Widespread flooding was reported in parts of the region, including in Pennsylvania, where water rescues were conducted in Belmont Hills and Chadds Ford. In Prospect Park, flooding swept across Lincoln Avenue. 

In Doylestown, powerful winds caused damage to a hospital. Several children sustained minor injuries when high winds blew a roof off a daycare center.

A woman aged 44 lost her life when her vehicle was swept downstream in an inundated area of the Upper Saucon Township.

In New Jersey, wind gusts of around 114 km/h (71 mph) caused power outages. The storm spawned multiple tornadoes across the state, including one that left a trail of destruction in Cape May County. A cleanup operation is underway in the Upper Township after a twister ripped through the area.

A state of emergency was declared as around 1.4 million people lost power. Powerful winds brought down a church steeple in Ocean City.

Nearly three million people lost access to power across the region. Across Virginia and Maryland, about 400 000 customers lost power supply and 100 000 in Delaware. 

As of Wednesday morning, August 5, there were about 988 000 customers without power in New Jersey, more than 700 000 each in New York and Connecticut, and more than 100 000 each in Pennsylvania and Massachusetts.

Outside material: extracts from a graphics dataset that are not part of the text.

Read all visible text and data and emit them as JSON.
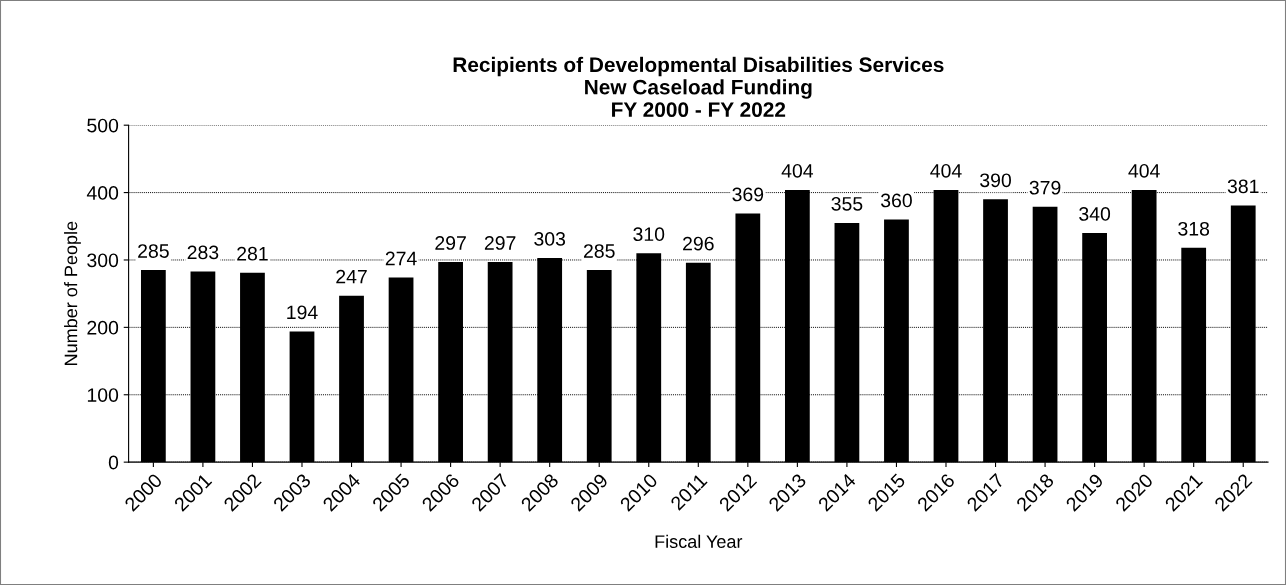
{
  "chart_data": {
    "type": "bar",
    "title": "Recipients of Developmental Disabilities Services\nNew Caseload Funding\nFY 2000 - FY 2022",
    "xlabel": "Fiscal Year",
    "ylabel": "Number of People",
    "categories": [
      "2000",
      "2001",
      "2002",
      "2003",
      "2004",
      "2005",
      "2006",
      "2007",
      "2008",
      "2009",
      "2010",
      "2011",
      "2012",
      "2013",
      "2014",
      "2015",
      "2016",
      "2017",
      "2018",
      "2019",
      "2020",
      "2021",
      "2022"
    ],
    "values": [
      285,
      283,
      281,
      194,
      247,
      274,
      297,
      297,
      303,
      285,
      310,
      296,
      369,
      404,
      355,
      360,
      404,
      390,
      379,
      340,
      404,
      318,
      381
    ],
    "color": "#000000",
    "ylim": [
      0,
      500
    ],
    "yticks": [
      0,
      100,
      200,
      300,
      400,
      500
    ],
    "grid": "y",
    "data_labels": true
  }
}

As Isaiah left, the U.S. Geological Survey crews from South Carolina to New York assessed waterways to measure the effects of the storm and determine whether it has impacted water quality. The samples gathered will be tested for flood-borne sediment, which is a potential contributor to pollution.

From August 3 to 4, the Storm Prediction Center received at least 40 tornado reports, most of which were from the East Coast. More than 20 were from North Carolina to Pennsylvania.

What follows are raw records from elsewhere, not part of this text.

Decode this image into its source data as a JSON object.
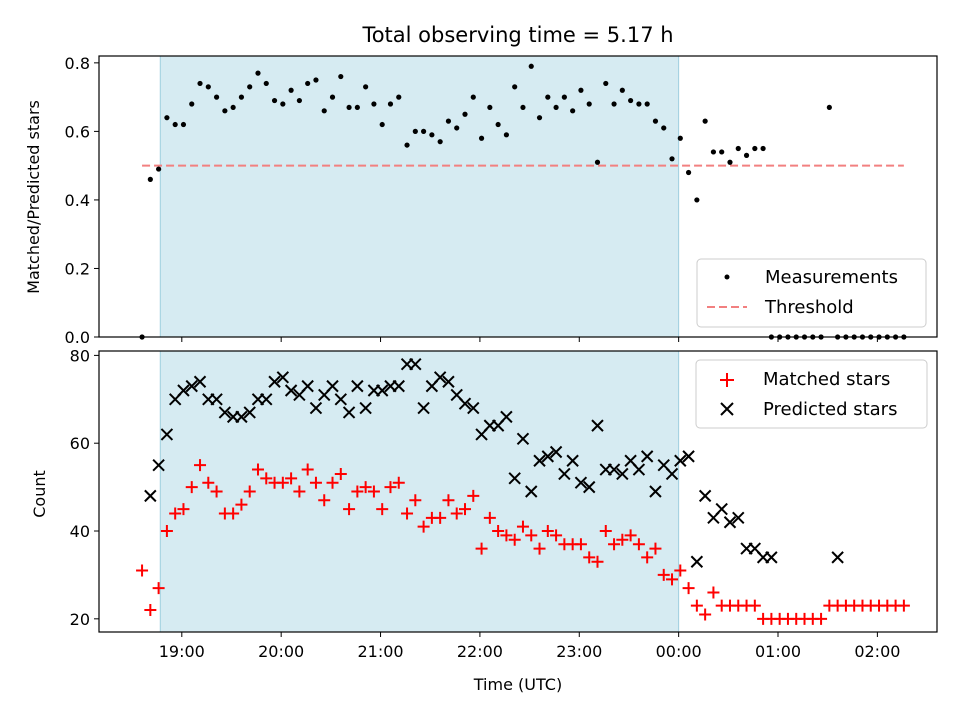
{
  "chart_data": {
    "title": "Total observing time = 5.17 h",
    "xlabel": "Time (UTC)",
    "x_ticks": [
      "19:00",
      "20:00",
      "21:00",
      "22:00",
      "23:00",
      "00:00",
      "01:00",
      "02:00"
    ],
    "shaded_x_range": [
      "18:47",
      "00:00"
    ],
    "x_range": [
      "18:10",
      "02:36"
    ],
    "top": {
      "type": "scatter",
      "ylabel": "Matched/Predicted stars",
      "ylim": [
        0,
        0.82
      ],
      "y_ticks": [
        "0.0",
        "0.2",
        "0.4",
        "0.6",
        "0.8"
      ],
      "threshold": 0.5,
      "legend": {
        "position": "lower-right",
        "items": [
          "Measurements",
          "Threshold"
        ]
      },
      "series": [
        {
          "name": "Measurements",
          "color": "#000000",
          "x": [
            "18:36",
            "18:41",
            "18:46",
            "18:51",
            "18:56",
            "19:01",
            "19:06",
            "19:11",
            "19:16",
            "19:21",
            "19:26",
            "19:31",
            "19:36",
            "19:41",
            "19:46",
            "19:51",
            "19:56",
            "20:01",
            "20:06",
            "20:11",
            "20:16",
            "20:21",
            "20:26",
            "20:31",
            "20:36",
            "20:41",
            "20:46",
            "20:51",
            "20:56",
            "21:01",
            "21:06",
            "21:11",
            "21:16",
            "21:21",
            "21:26",
            "21:31",
            "21:36",
            "21:41",
            "21:46",
            "21:51",
            "21:56",
            "22:01",
            "22:06",
            "22:11",
            "22:16",
            "22:21",
            "22:26",
            "22:31",
            "22:36",
            "22:41",
            "22:46",
            "22:51",
            "22:56",
            "23:01",
            "23:06",
            "23:11",
            "23:16",
            "23:21",
            "23:26",
            "23:31",
            "23:36",
            "23:41",
            "23:46",
            "23:51",
            "23:56",
            "00:01",
            "00:06",
            "00:11",
            "00:16",
            "00:21",
            "00:26",
            "00:31",
            "00:36",
            "00:41",
            "00:46",
            "00:51",
            "00:56",
            "01:01",
            "01:06",
            "01:11",
            "01:16",
            "01:21",
            "01:26",
            "01:31",
            "01:36",
            "01:41",
            "01:46",
            "01:51",
            "01:56",
            "02:01",
            "02:06",
            "02:11",
            "02:16"
          ],
          "y": [
            0.0,
            0.46,
            0.49,
            0.64,
            0.62,
            0.62,
            0.68,
            0.74,
            0.73,
            0.7,
            0.66,
            0.67,
            0.7,
            0.73,
            0.77,
            0.74,
            0.69,
            0.68,
            0.72,
            0.69,
            0.74,
            0.75,
            0.66,
            0.7,
            0.76,
            0.67,
            0.67,
            0.73,
            0.68,
            0.62,
            0.68,
            0.7,
            0.56,
            0.6,
            0.6,
            0.59,
            0.57,
            0.63,
            0.61,
            0.65,
            0.7,
            0.58,
            0.67,
            0.62,
            0.59,
            0.73,
            0.67,
            0.79,
            0.64,
            0.7,
            0.67,
            0.7,
            0.66,
            0.72,
            0.68,
            0.51,
            0.74,
            0.68,
            0.72,
            0.69,
            0.68,
            0.68,
            0.63,
            0.61,
            0.52,
            0.58,
            0.48,
            0.4,
            0.63,
            0.54,
            0.54,
            0.51,
            0.55,
            0.53,
            0.55,
            0.55,
            0.0,
            0.0,
            0.0,
            0.0,
            0.0,
            0.0,
            0.0,
            0.67,
            0.0,
            0.0,
            0.0,
            0.0,
            0.0,
            0.0,
            0.0,
            0.0,
            0.0
          ]
        },
        {
          "name": "Threshold",
          "color": "#f28080",
          "style": "dashed"
        }
      ]
    },
    "bottom": {
      "type": "scatter",
      "ylabel": "Count",
      "ylim": [
        17,
        81
      ],
      "y_ticks": [
        "20",
        "40",
        "60",
        "80"
      ],
      "legend": {
        "position": "top-right",
        "items": [
          "Matched stars",
          "Predicted stars"
        ]
      },
      "series": [
        {
          "name": "Matched stars",
          "color": "#ff0000",
          "marker": "+",
          "x": [
            "18:36",
            "18:41",
            "18:46",
            "18:51",
            "18:56",
            "19:01",
            "19:06",
            "19:11",
            "19:16",
            "19:21",
            "19:26",
            "19:31",
            "19:36",
            "19:41",
            "19:46",
            "19:51",
            "19:56",
            "20:01",
            "20:06",
            "20:11",
            "20:16",
            "20:21",
            "20:26",
            "20:31",
            "20:36",
            "20:41",
            "20:46",
            "20:51",
            "20:56",
            "21:01",
            "21:06",
            "21:11",
            "21:16",
            "21:21",
            "21:26",
            "21:31",
            "21:36",
            "21:41",
            "21:46",
            "21:51",
            "21:56",
            "22:01",
            "22:06",
            "22:11",
            "22:16",
            "22:21",
            "22:26",
            "22:31",
            "22:36",
            "22:41",
            "22:46",
            "22:51",
            "22:56",
            "23:01",
            "23:06",
            "23:11",
            "23:16",
            "23:21",
            "23:26",
            "23:31",
            "23:36",
            "23:41",
            "23:46",
            "23:51",
            "23:56",
            "00:01",
            "00:06",
            "00:11",
            "00:16",
            "00:21",
            "00:26",
            "00:31",
            "00:36",
            "00:41",
            "00:46",
            "00:51",
            "00:56",
            "01:01",
            "01:06",
            "01:11",
            "01:16",
            "01:21",
            "01:26",
            "01:31",
            "01:36",
            "01:41",
            "01:46",
            "01:51",
            "01:56",
            "02:01",
            "02:06",
            "02:11",
            "02:16"
          ],
          "y": [
            31,
            22,
            27,
            40,
            44,
            45,
            50,
            55,
            51,
            49,
            44,
            44,
            46,
            49,
            54,
            52,
            51,
            51,
            52,
            49,
            54,
            51,
            47,
            51,
            53,
            45,
            49,
            50,
            49,
            45,
            50,
            51,
            44,
            47,
            41,
            43,
            43,
            47,
            44,
            45,
            48,
            36,
            43,
            40,
            39,
            38,
            41,
            39,
            36,
            40,
            39,
            37,
            37,
            37,
            34,
            33,
            40,
            37,
            38,
            39,
            37,
            34,
            36,
            30,
            29,
            31,
            27,
            23,
            21,
            26,
            23,
            23,
            23,
            23,
            23,
            20,
            20,
            20,
            20,
            20,
            20,
            20,
            20,
            23,
            23,
            23,
            23,
            23,
            23,
            23,
            23,
            23,
            23
          ]
        },
        {
          "name": "Predicted stars",
          "color": "#000000",
          "marker": "x",
          "x": [
            "18:41",
            "18:46",
            "18:51",
            "18:56",
            "19:01",
            "19:06",
            "19:11",
            "19:16",
            "19:21",
            "19:26",
            "19:31",
            "19:36",
            "19:41",
            "19:46",
            "19:51",
            "19:56",
            "20:01",
            "20:06",
            "20:11",
            "20:16",
            "20:21",
            "20:26",
            "20:31",
            "20:36",
            "20:41",
            "20:46",
            "20:51",
            "20:56",
            "21:01",
            "21:06",
            "21:11",
            "21:16",
            "21:21",
            "21:26",
            "21:31",
            "21:36",
            "21:41",
            "21:46",
            "21:51",
            "21:56",
            "22:01",
            "22:06",
            "22:11",
            "22:16",
            "22:21",
            "22:26",
            "22:31",
            "22:36",
            "22:41",
            "22:46",
            "22:51",
            "22:56",
            "23:01",
            "23:06",
            "23:11",
            "23:16",
            "23:21",
            "23:26",
            "23:31",
            "23:36",
            "23:41",
            "23:46",
            "23:51",
            "23:56",
            "00:01",
            "00:06",
            "00:11",
            "00:16",
            "00:21",
            "00:26",
            "00:31",
            "00:36",
            "00:41",
            "00:46",
            "00:51",
            "00:56",
            "01:36"
          ],
          "y": [
            48,
            55,
            62,
            70,
            72,
            73,
            74,
            70,
            70,
            67,
            66,
            66,
            67,
            70,
            70,
            74,
            75,
            72,
            71,
            73,
            68,
            71,
            73,
            70,
            67,
            73,
            68,
            72,
            72,
            73,
            73,
            78,
            78,
            68,
            73,
            75,
            74,
            71,
            69,
            68,
            62,
            64,
            64,
            66,
            52,
            61,
            49,
            56,
            57,
            58,
            53,
            56,
            51,
            50,
            64,
            54,
            54,
            53,
            56,
            54,
            57,
            49,
            55,
            53,
            56,
            57,
            33,
            48,
            43,
            45,
            42,
            43,
            36,
            36,
            34,
            34,
            34
          ]
        }
      ]
    }
  }
}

At 09:00 UTC, the center of the post-tropical cyclone was located near Lac-Croche in Quebec, Canada, with maximum sustained winds of 64 km/h (40 mph), moving north-northeast at 45 km/h (28 mph).

The storm has brought significant amounts of rain over several regions of Quebec, according to Environment Canada. 

Power was disrupted to more than 50 000 customers and more outages may occur as the storm barrels inward, but crews are ready to restore electricity, said Hydro Quebec.

The Canadian Hurricane Center forecasts that Isaias will continue moving north-northeast until Thursday morning, August 6, with winds weakening along the way.

isaias-aug-5-2020

Image credit: National Hurricane Center

/isaias-aug-5-2020-quebec

Image credit: Canadian Hurricane Center

Isaias is the 12th hurricane to make landfall in North Carolina in August since 1851. The state is now in third place for most hurricanes in any U.S. state during August, tying with Louisiana. It was also the first hurricane to make landfall in NC in August since Irene in 2011. 

Isaias was the earliest named ninth Atlantic tropical cyclone on record. The previous record was held by Irene. The ninth named tropical storm usually occurs in the Atlantic basin in early October, which means this year's pace is over two months ahead of the average.